Debugging chains can be challenging since they often involve preprocessing inputs and postprocessing outputs. Setting verbose=True when creating a chain prints out internal states of the chain during execution, providing visibility into what's happening inside.

Enabling Verbose Mode

Here's how to enable verbose mode for different chain types:

from langchain.chains import LLMChain

llm_chain = LLMChain(llm=llm, prompt=prompt, verbose=True)
llm_chain.run("Hello")
from langchain.chains import HumanChain

human_chain = HumanChain(llm=llm, prompt=prompt, verbose=True)
human_chain.run("What is 2 + 2?")
from langchain.chains import ConversationChain

conversation = ConversationChain(
llm=chat,
memory=ConversationBufferMemory(),
verbose=True
)
conversation.run("What is ChatGPT?")

Interpreting Verbose Output

The verbose output contains internal chain states during execution. Here's what to look for:

  • Formatted prompt: The prompt after input formatting. Checks if prompt is formatted as expected.

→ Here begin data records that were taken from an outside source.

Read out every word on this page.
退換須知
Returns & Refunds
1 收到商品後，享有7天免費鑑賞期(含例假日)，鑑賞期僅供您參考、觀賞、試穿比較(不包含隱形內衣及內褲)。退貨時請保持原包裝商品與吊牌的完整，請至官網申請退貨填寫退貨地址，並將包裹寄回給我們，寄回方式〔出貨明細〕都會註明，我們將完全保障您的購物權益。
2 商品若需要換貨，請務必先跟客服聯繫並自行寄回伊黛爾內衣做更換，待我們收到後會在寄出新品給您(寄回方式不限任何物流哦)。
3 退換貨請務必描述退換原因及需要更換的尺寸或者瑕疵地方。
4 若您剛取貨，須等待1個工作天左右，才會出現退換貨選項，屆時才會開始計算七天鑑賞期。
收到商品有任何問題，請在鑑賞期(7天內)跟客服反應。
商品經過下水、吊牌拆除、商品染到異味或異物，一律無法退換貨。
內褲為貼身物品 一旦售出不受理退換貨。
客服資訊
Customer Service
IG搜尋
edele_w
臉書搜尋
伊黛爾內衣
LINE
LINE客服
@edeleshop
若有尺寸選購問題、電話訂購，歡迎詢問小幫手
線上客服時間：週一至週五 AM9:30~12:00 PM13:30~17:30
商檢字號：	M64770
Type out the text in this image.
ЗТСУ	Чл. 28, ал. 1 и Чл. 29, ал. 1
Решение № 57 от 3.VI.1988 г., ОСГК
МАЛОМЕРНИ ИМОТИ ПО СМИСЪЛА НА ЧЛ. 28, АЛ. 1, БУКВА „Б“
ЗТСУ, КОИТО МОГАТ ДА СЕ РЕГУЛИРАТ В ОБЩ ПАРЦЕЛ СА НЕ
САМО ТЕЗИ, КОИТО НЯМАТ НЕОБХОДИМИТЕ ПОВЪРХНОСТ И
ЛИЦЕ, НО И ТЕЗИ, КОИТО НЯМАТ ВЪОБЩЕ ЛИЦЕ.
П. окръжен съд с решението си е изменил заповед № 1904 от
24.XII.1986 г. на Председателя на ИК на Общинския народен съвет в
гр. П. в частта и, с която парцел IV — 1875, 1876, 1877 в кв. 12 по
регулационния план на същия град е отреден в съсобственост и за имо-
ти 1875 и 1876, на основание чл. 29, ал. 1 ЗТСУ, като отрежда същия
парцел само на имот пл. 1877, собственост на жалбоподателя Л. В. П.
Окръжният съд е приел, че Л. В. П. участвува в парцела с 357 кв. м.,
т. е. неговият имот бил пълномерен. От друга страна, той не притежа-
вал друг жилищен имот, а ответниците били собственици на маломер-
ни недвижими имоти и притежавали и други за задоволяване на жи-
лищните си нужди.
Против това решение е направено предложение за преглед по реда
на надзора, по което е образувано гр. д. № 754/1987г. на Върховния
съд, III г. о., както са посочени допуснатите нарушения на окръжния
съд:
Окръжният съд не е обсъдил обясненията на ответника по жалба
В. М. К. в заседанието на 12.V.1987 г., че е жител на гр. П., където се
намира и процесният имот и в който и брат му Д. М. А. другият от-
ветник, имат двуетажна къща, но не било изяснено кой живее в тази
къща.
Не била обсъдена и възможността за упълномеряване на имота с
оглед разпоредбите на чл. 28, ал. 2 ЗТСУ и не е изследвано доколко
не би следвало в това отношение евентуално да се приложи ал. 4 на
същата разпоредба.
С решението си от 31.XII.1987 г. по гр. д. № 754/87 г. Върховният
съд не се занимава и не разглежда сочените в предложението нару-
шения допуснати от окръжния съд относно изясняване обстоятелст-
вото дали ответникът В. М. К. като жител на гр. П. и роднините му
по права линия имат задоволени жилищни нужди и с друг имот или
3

  • Memory variables: Any memory variables injected into the prompt. Checks if memory is populated and injected correctly.

  • Conversation context: For conversation chains, the current context at each turn. Checks if context is maintained properly across turns.

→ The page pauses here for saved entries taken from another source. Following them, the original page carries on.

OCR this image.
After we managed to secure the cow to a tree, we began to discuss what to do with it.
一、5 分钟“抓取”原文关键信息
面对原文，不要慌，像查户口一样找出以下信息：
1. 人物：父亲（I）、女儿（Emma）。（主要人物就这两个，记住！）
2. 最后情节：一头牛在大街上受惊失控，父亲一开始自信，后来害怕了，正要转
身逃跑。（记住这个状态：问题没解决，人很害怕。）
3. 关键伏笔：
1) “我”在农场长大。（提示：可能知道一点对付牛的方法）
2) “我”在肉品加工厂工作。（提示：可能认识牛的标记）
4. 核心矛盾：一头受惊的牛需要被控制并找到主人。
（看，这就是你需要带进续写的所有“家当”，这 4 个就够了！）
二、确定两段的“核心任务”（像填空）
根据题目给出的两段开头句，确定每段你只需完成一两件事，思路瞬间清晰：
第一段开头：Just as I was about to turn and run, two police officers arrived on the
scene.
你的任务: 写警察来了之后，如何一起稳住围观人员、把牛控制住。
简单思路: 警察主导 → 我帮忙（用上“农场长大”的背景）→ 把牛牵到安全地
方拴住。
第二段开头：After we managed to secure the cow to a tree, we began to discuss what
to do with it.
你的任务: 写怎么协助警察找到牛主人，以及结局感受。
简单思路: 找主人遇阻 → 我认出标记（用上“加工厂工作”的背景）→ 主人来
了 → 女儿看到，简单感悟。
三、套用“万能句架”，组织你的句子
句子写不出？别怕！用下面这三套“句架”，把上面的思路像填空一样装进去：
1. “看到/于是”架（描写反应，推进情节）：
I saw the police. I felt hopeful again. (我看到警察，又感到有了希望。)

  • LLM requests: The prompts sent at each step. Check for mismatches with expected prompts.

  • Outputs: The raw LLM outputs before postprocessing. Verify outputs match prompts.

Troubleshooting Tips

Here are some common issues you can debug with verbose mode:

  • Infinite loops: The verbose logs will show the chain stuck in a loop. Inspect the requests and outputs to identify causes.

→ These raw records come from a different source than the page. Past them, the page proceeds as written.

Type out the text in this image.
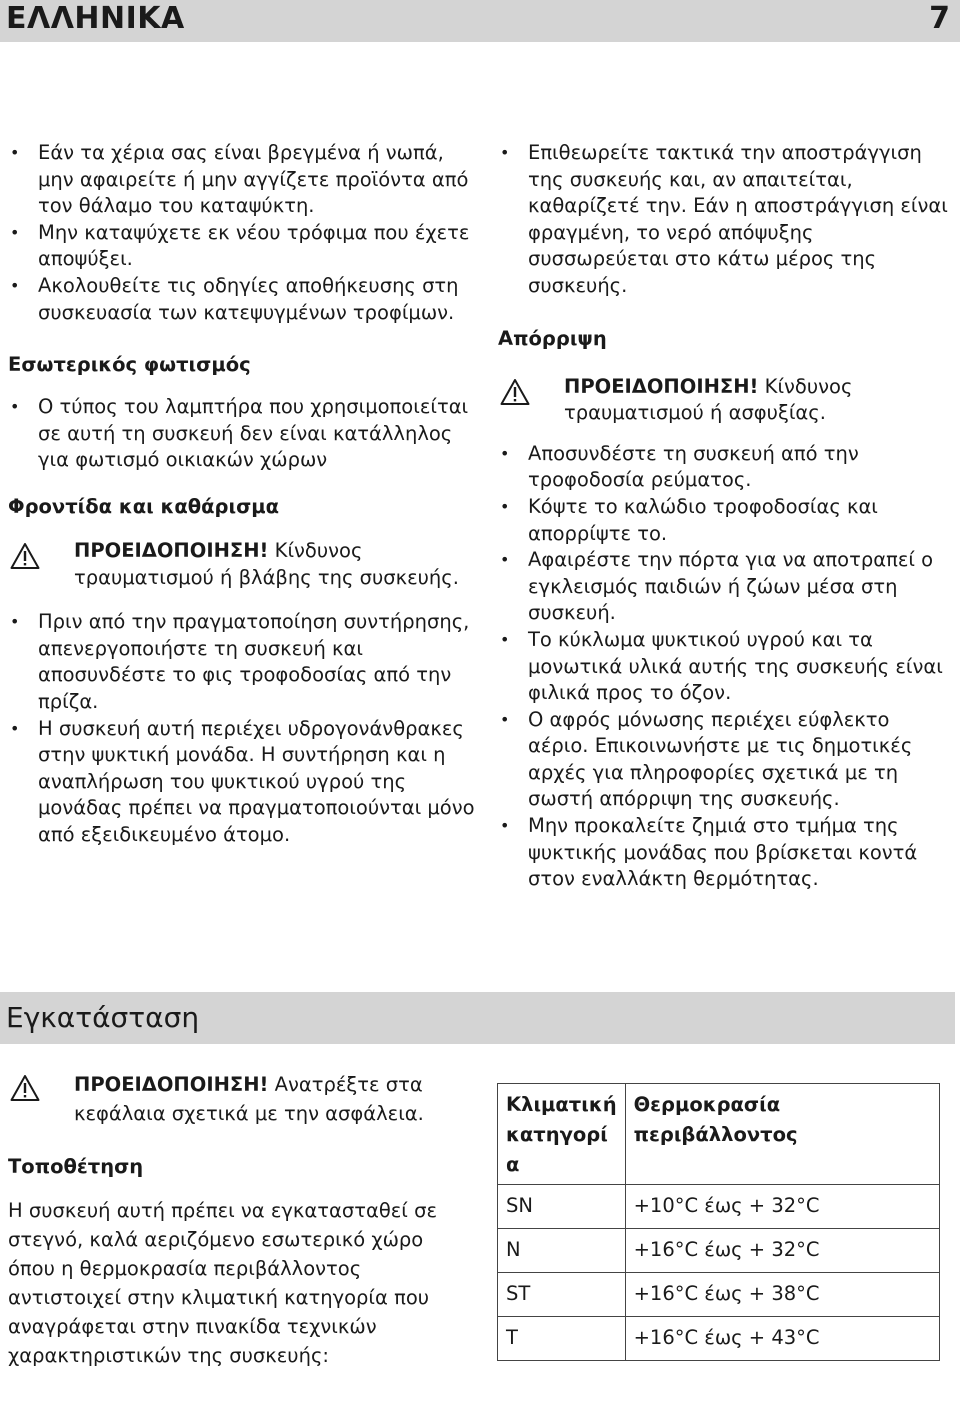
ΕΛΛΗΝΙΚΑ	7
• Εάν τα χέρια σας είναι βρεγμένα ή νωπά, μην αφαιρείτε ή μην αγγίζετε προϊόντα από τον θάλαμο του καταψύκτη.
• Μην καταψύχετε εκ νέου τρόφιμα που έχετε αποψύξει.
• Ακολουθείτε τις οδηγίες αποθήκευσης στη συσκευασία των κατεψυγμένων τροφίμων.
Εσωτερικός φωτισμός
• Ο τύπος του λαμπτήρα που χρησιμοποιείται σε αυτή τη συσκευή δεν είναι κατάλληλος για φωτισμό οικιακών χώρων
Φροντίδα και καθάρισμα
ΠΡΟΕΙΔΟΠΟΙΗΣΗ! Κίνδυνος τραυματισμού ή βλάβης της συσκευής.
• Πριν από την πραγματοποίηση συντήρησης, απενεργοποιήστε τη συσκευή και αποσυνδέστε το φις τροφοδοσίας από την πρίζα.
• Η συσκευή αυτή περιέχει υδρογονάνθρακες στην ψυκτική μονάδα. Η συντήρηση και η αναπλήρωση του ψυκτικού υγρού της μονάδας πρέπει να πραγματοποιούνται μόνο από εξειδικευμένο άτομο.
• Επιθεωρείτε τακτικά την αποστράγγιση της συσκευής και, αν απαιτείται, καθαρίζετέ την. Εάν η αποστράγγιση είναι φραγμένη, το νερό απόψυξης συσσωρεύεται στο κάτω μέρος της συσκευής.
Απόρριψη
ΠΡΟΕΙΔΟΠΟΙΗΣΗ! Κίνδυνος τραυματισμού ή ασφυξίας.
• Αποσυνδέστε τη συσκευή από την τροφοδοσία ρεύματος.
• Κόψτε το καλώδιο τροφοδοσίας και απορρίψτε το.
• Αφαιρέστε την πόρτα για να αποτραπεί ο εγκλεισμός παιδιών ή ζώων μέσα στη συσκευή.
• Το κύκλωμα ψυκτικού υγρού και τα μονωτικά υλικά αυτής της συσκευής είναι φιλικά προς το όζον.
• Ο αφρός μόνωσης περιέχει εύφλεκτο αέριο. Επικοινωνήστε με τις δημοτικές αρχές για πληροφορίες σχετικά με τη σωστή απόρριψη της συσκευής.
• Μην προκαλείτε ζημιά στο τμήμα της ψυκτικής μονάδας που βρίσκεται κοντά στον εναλλάκτη θερμότητας.
Εγκατάσταση
ΠΡΟΕΙΔΟΠΟΙΗΣΗ! Ανατρέξτε στα κεφάλαια σχετικά με την ασφάλεια.
Τοποθέτηση
Η συσκευή αυτή πρέπει να εγκατασταθεί σε στεγνό, καλά αεριζόμενο εσωτερικό χώρο όπου η θερμοκρασία περιβάλλοντος αντιστοιχεί στην κλιματική κατηγορία που αναγράφεται στην πινακίδα τεχνικών χαρακτηριστικών της συσκευής:
Κλιματική κατηγορί α	Θερμοκρασία περιβάλλοντος
SN	+10°C έως + 32°C
N	+16°C έως + 32°C
ST	+16°C έως + 38°C
T	+16°C έως + 43°C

  • Prompt mismatches: Verbose logs highlight mismatches between expected and actual prompts. Fix formatting issues.

  • Memory errors: Errors loading memory variables indicate issues with the memory component. Inspect verbose memory logs.

  • Context mismatches: For conversations, mismatches between verbose context logs and requests indicate context maintenance issues.

  • Output errors: Raw output errors usually indicate an LLM problem rather than a chain issue. Try modifying prompts.

Enabling verbose mode provides visibility into these issues. Use the logs and guidance above to identify and debug chain problems.